Along the way we learn how few options Jacinta has had in her life. Her mother was repeatedly molested by Jacinta’s grandfather. Rosemary had her first child at 15. She smoked crack with her daughter and other children and taught them to shoplift. Jacinta herself was sexually assaulted multiple times as a child. She was raped once by a babysitter, and then when she was 15 her mother encouraged her to become a child prostitute.

Given that background, it’s no surprise that Jacinta has a serious mental health problem like addiction. She desperately wants to stop using so she can be in her 10-year-old daughter Caylynn’s life. But a few weeks after getting out of prison, Jacinta’s using again. Earnshaw follows her downward spiral in excruciating detail, from the moment where Jacinta cheerily calls a friend to say she wants to get high to a bleak scene where she shoots up on camera while her imprisoned mother begs her over the phone from the penitentiary to stop using.
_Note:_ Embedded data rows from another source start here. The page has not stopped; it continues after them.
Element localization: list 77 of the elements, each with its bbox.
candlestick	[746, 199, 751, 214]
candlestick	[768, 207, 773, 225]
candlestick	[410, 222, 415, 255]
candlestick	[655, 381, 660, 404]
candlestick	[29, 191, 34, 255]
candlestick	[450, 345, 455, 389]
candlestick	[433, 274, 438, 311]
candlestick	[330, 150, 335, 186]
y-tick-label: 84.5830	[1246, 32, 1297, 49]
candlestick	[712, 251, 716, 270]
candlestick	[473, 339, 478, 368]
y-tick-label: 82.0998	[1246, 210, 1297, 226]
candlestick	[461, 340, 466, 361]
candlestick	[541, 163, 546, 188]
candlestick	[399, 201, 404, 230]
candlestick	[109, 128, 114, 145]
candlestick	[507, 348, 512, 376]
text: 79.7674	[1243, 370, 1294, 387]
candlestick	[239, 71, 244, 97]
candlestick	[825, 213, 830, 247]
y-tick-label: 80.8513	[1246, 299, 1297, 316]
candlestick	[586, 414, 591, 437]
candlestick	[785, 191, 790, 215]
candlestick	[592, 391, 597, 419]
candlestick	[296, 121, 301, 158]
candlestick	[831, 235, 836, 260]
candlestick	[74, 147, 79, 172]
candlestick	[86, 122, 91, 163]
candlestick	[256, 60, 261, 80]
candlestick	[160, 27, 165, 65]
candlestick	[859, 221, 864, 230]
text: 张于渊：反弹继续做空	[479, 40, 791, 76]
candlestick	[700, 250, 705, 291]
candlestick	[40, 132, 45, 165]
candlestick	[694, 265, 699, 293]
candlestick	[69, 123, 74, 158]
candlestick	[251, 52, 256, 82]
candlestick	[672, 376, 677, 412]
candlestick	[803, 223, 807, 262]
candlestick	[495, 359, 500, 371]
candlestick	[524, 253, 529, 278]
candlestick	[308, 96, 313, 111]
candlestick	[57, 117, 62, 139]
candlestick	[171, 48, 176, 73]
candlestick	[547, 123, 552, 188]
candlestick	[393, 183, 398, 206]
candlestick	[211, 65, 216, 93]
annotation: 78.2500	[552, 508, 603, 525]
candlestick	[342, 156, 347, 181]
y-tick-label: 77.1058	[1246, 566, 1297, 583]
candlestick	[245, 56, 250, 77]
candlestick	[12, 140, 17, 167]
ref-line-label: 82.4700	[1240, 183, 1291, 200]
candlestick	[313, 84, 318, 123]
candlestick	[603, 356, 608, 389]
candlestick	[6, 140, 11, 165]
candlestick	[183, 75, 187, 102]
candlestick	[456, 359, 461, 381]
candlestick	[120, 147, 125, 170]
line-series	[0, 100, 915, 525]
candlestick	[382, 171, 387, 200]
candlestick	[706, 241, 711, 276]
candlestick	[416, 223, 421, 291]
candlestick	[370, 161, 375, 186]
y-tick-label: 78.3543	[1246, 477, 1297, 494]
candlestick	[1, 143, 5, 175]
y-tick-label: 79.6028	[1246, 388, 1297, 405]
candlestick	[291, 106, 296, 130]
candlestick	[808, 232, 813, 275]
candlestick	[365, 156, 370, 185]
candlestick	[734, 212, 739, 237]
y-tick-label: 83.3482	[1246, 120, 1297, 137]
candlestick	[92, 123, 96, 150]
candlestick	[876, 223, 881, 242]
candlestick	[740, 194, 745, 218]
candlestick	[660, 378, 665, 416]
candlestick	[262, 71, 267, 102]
Jacinta’s paternal grandparents, who are raising Caylynn, are clear that Jacinta’s ill. Most of the other interviewees also frame addiction as a sickness. Jacinta says that she gave up her daughter because she was unable to raise her; she kept Caylynn safe from her illness, as her own mother didn’t.

At the same time, Jacinta and others often talk about drug use as a choice; Jacinta says at one point that she has chosen to get high instead of raising her daughter. When Jacinta uses and is kicked out of a sober house, it’s framed as a failure of will and character. But if a cardiac patient had a heart attack in the hospital, and the staff chastised them and threw them in the street for relapsing, would we consider that acceptable? If addicts are sick we shouldn’t withdraw help when they demonstrate that they’re still sick.

Similarly, the criminal justice system is rarely questioned. Law enforcement isn’t portrayed as a positive good necessarily, but it’s presented as the only alternative to worse. Jacinta says towards the end of the film that she’d rather spend 10 years in prison than 10 years as an addict. No one suggests that there might be other options, or that there should be.

Methadone treatments, for example, are mentioned in connection with detox, but not as a possible long-term treatment. The prison system keeps Jacinta from seeing her incarcerated mom and the facility she’s in is far enough away from home that her daughter can’t visit. Caylynn is understandably angry at her mother for not being there. But the film doesn’t think to blame the prison system for separating a sick mom from her child.

Jacinta shows how cycles of violence repeat within families. It’s less certain how to represent or discuss state violence.The movie has empathy for its title character. But it struggles to turn that empathy into a vision of justice. Jacinta’s unable to change herself, and the movie doesn’t imagine institutions or approaches which might be better at offering her support. The best Jacinta can do is throw her daughter to safety, while medical professionals and society as a whole stand around and watch her illness consume her.